The prevailing evil of the present day is extravagance. I know very well that the old are too prone to preach about modern degeneracy, whether they have cause or not; but, laugh as we may at the sage advice of our fathers, it is too plain that our present expensive habits are productive of much domestic unhappiness, and injurious to public prosperity. Our wealthy people copy all the foolish and extravagant caprice of European fashion, without considering that we have not their laws of inheritance among us; and that our frequent changes of policy render property far more precarious here than in the old world. However, it is not to the rich I would speak. They have an undoubted right to spend their thousands as they please; and if they spend them ridiculously, it is consoling to reflect that they must, in some way or other, benefit the poorer classes. People of moderate fortunes have likewise an unquestioned right to dispose of their hundreds as they please; but I would ask, Is it wise to risk your happiness in a foolish attempt to keep up with the opulent? Of what use is the effort which takes so much of your time, and all of your income? Nay, if any unexpected change in affairs should deprive you of a few yearly hundreds, you will find your expenses have exceeded your income; thus the foundation of an accumulating debt will be laid, and your family will have formed habits but poorly calculated to save you from the threatened ruin. Not one valuable friend will be gained by living beyond your means, and old age will be left to comparative, if not to utter poverty.
There is nothing in which the extravagance of the present day strikes me so forcibly as the manner in which our young people of moderate fortune furnish their houses.

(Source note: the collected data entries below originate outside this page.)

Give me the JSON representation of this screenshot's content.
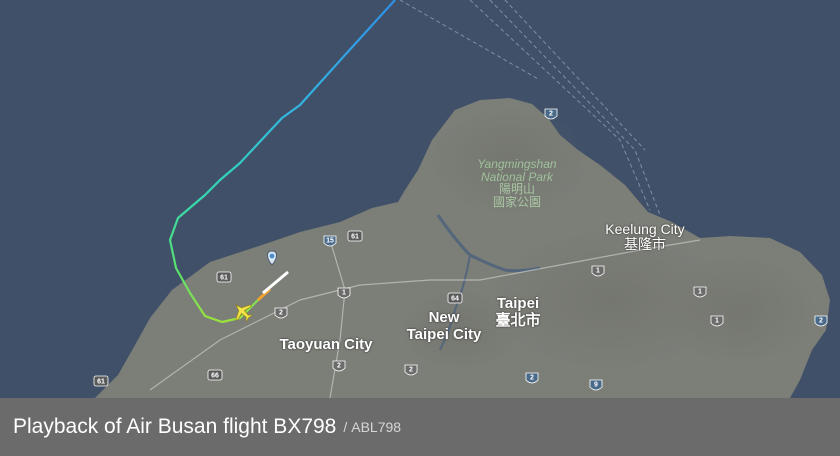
{
  "footer": {
    "title": "Playback of Air Busan flight BX798",
    "separator": "/",
    "callsign": "ABL798"
  },
  "places": {
    "yangmingshan": {
      "en_line1": "Yangmingshan",
      "en_line2": "National Park",
      "zh_line1": "陽明山",
      "zh_line2": "國家公園"
    },
    "keelung": {
      "en": "Keelung City",
      "zh": "基隆市"
    },
    "taipei": {
      "en": "Taipei",
      "zh": "臺北市"
    },
    "new_taipei": {
      "line1": "New",
      "line2": "Taipei City"
    },
    "taoyuan": {
      "en": "Taoyuan City"
    }
  },
  "route_shields": [
    "2",
    "61",
    "15",
    "61",
    "1",
    "2",
    "64",
    "1",
    "1",
    "2",
    "66",
    "61",
    "2",
    "9",
    "2",
    "2",
    "1"
  ],
  "colors": {
    "sea": "#3f5068",
    "land": "#7c7e78",
    "footer": "#6b6b6b",
    "track_high": "#3aa0e8",
    "track_mid": "#34d2b8",
    "track_low": "#7ee04a",
    "aircraft": "#f1e24a"
  },
  "icons": {
    "aircraft": "airplane-icon",
    "airport": "airport-pin-icon"
  }
}
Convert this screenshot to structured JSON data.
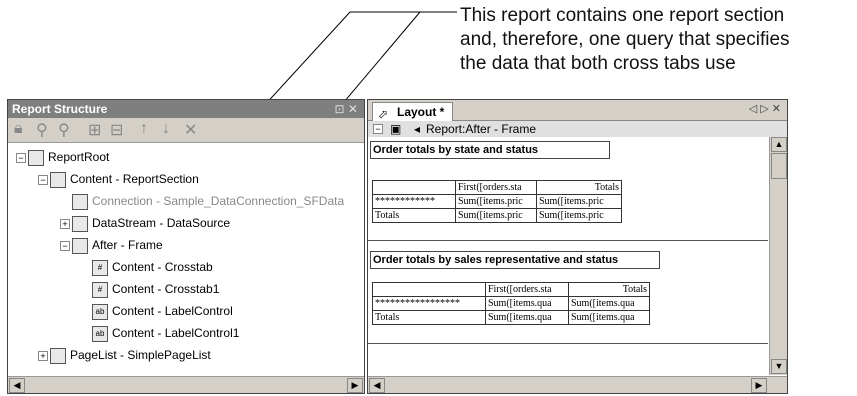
{
  "annotation": "This report contains one report section\nand, therefore, one query that specifies\nthe data that both cross tabs use",
  "left_panel": {
    "title": "Report Structure",
    "tree": [
      {
        "label": "ReportRoot",
        "icon": "report-root-icon"
      },
      {
        "label": "Content - ReportSection",
        "icon": "report-section-icon"
      },
      {
        "label": "Connection - Sample_DataConnection_SFData",
        "icon": "connection-icon"
      },
      {
        "label": "DataStream - DataSource",
        "icon": "datastream-icon"
      },
      {
        "label": "After - Frame",
        "icon": "frame-icon"
      },
      {
        "label": "Content - Crosstab",
        "icon": "crosstab-icon"
      },
      {
        "label": "Content - Crosstab1",
        "icon": "crosstab-icon"
      },
      {
        "label": "Content - LabelControl",
        "icon": "label-control-icon"
      },
      {
        "label": "Content - LabelControl1",
        "icon": "label-control-icon"
      },
      {
        "label": "PageList - SimplePageList",
        "icon": "pagelist-icon"
      }
    ]
  },
  "right_panel": {
    "tab": "Layout *",
    "frame_label": "Report:After - Frame",
    "label1": "Order totals by state and status",
    "label2": "Order totals by sales representative and status",
    "crosstab1": [
      [
        "",
        "First([orders.sta",
        "Totals"
      ],
      [
        "************",
        "Sum([items.pric",
        "Sum([items.pric"
      ],
      [
        "Totals",
        "Sum([items.pric",
        "Sum([items.pric"
      ]
    ],
    "crosstab2": [
      [
        "",
        "First([orders.sta",
        "Totals"
      ],
      [
        "*****************",
        "Sum([items.qua",
        "Sum([items.qua"
      ],
      [
        "Totals",
        "Sum([items.qua",
        "Sum([items.qua"
      ]
    ]
  }
}
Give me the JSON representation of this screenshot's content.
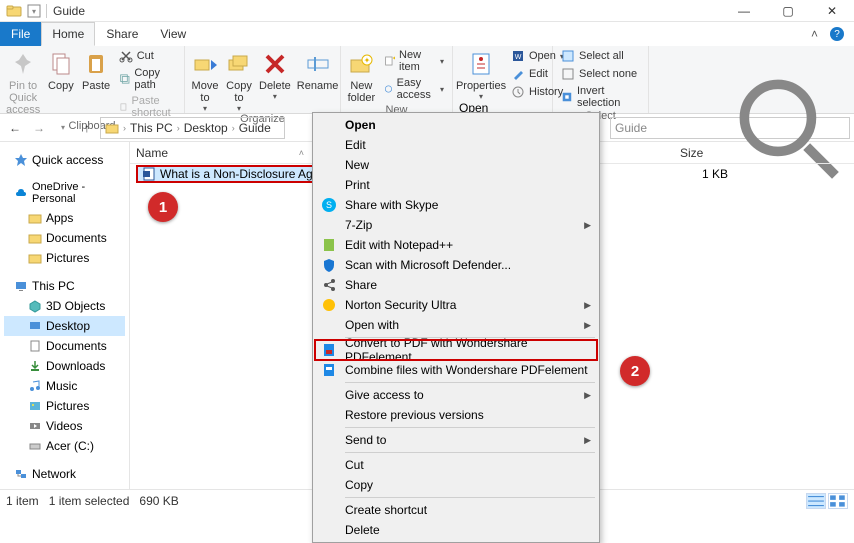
{
  "window_title": "Guide",
  "tabs": {
    "file": "File",
    "home": "Home",
    "share": "Share",
    "view": "View"
  },
  "ribbon": {
    "clipboard": {
      "label": "Clipboard",
      "pin": "Pin to Quick\naccess",
      "copy": "Copy",
      "paste": "Paste",
      "cut": "Cut",
      "copy_path": "Copy path",
      "paste_shortcut": "Paste shortcut"
    },
    "organize": {
      "label": "Organize",
      "move_to": "Move\nto",
      "copy_to": "Copy\nto",
      "delete": "Delete",
      "rename": "Rename"
    },
    "new": {
      "label": "New",
      "new_folder": "New\nfolder",
      "new_item": "New item",
      "easy_access": "Easy access"
    },
    "open": {
      "label": "Open",
      "properties": "Properties",
      "open": "Open",
      "edit": "Edit",
      "history": "History"
    },
    "select": {
      "label": "Select",
      "select_all": "Select all",
      "select_none": "Select none",
      "invert": "Invert selection"
    }
  },
  "breadcrumb": {
    "p1": "This PC",
    "p2": "Desktop",
    "p3": "Guide"
  },
  "search_placeholder": "Guide",
  "nav": {
    "quick_access": "Quick access",
    "onedrive": "OneDrive - Personal",
    "apps": "Apps",
    "documents": "Documents",
    "pictures": "Pictures",
    "this_pc": "This PC",
    "objects3d": "3D Objects",
    "desktop": "Desktop",
    "documents2": "Documents",
    "downloads": "Downloads",
    "music": "Music",
    "pictures2": "Pictures",
    "videos": "Videos",
    "acer": "Acer (C:)",
    "network": "Network"
  },
  "columns": {
    "name": "Name",
    "size": "Size"
  },
  "file": {
    "name": "What is a Non-Disclosure Agreemen",
    "size": "1 KB"
  },
  "context_menu": {
    "open": "Open",
    "edit": "Edit",
    "new": "New",
    "print": "Print",
    "skype": "Share with Skype",
    "sevenzip": "7-Zip",
    "notepadpp": "Edit with Notepad++",
    "defender": "Scan with Microsoft Defender...",
    "share": "Share",
    "norton": "Norton Security Ultra",
    "open_with": "Open with",
    "convert_pdf": "Convert to PDF with Wondershare PDFelement",
    "combine_pdf": "Combine files with Wondershare PDFelement",
    "give_access": "Give access to",
    "restore": "Restore previous versions",
    "send_to": "Send to",
    "cut": "Cut",
    "copy": "Copy",
    "shortcut": "Create shortcut",
    "delete": "Delete"
  },
  "callouts": {
    "one": "1",
    "two": "2"
  },
  "status": {
    "items": "1 item",
    "selected": "1 item selected",
    "size": "690 KB"
  }
}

A few weeks since, I called upon a farmer’s daughter, who had lately married a young physician of moderate talents, and destitute of fortune. Her father had given her, at her marriage, all he ever expected to give her: viz. two thousand dollars. Yet the lower part of her house was furnished with as much splendor as we usually find among the wealthiest. The whole two thousand had been expended upon Brussels carpets, alabaster vases, mahogany chairs, and marble tables. I afterwards learned that the more useful household utensils had been forgotten; and that, a few weeks after her wedding, she was actually obliged to apply to her husband for money to purchase baskets, iron spoons, clothes-lines, &c.; and her husband, made irritable by the want of money, pettishly demanded why she had bought so many things they did not want. Did the doctor gain any patients, or she a single friend, by offering their visiters water in richly-cut glass tumblers, or serving them with costly damask napkins, instead of plain soft towels? No; their foolish vanity made them less happy, and no more respectable.
Had the young lady been content with Kidderminster carpets, and tasteful vases of her own making, she might have put one thousand dollars at interest; and had she obtained six per cent., it would have clothed her as well as the wife of any man, who depends merely upon his own industry, ought to be clothed. This would have saved much domestic disquiet; for, after all, human nature is human nature; and a wife is never better beloved, because she teases for money.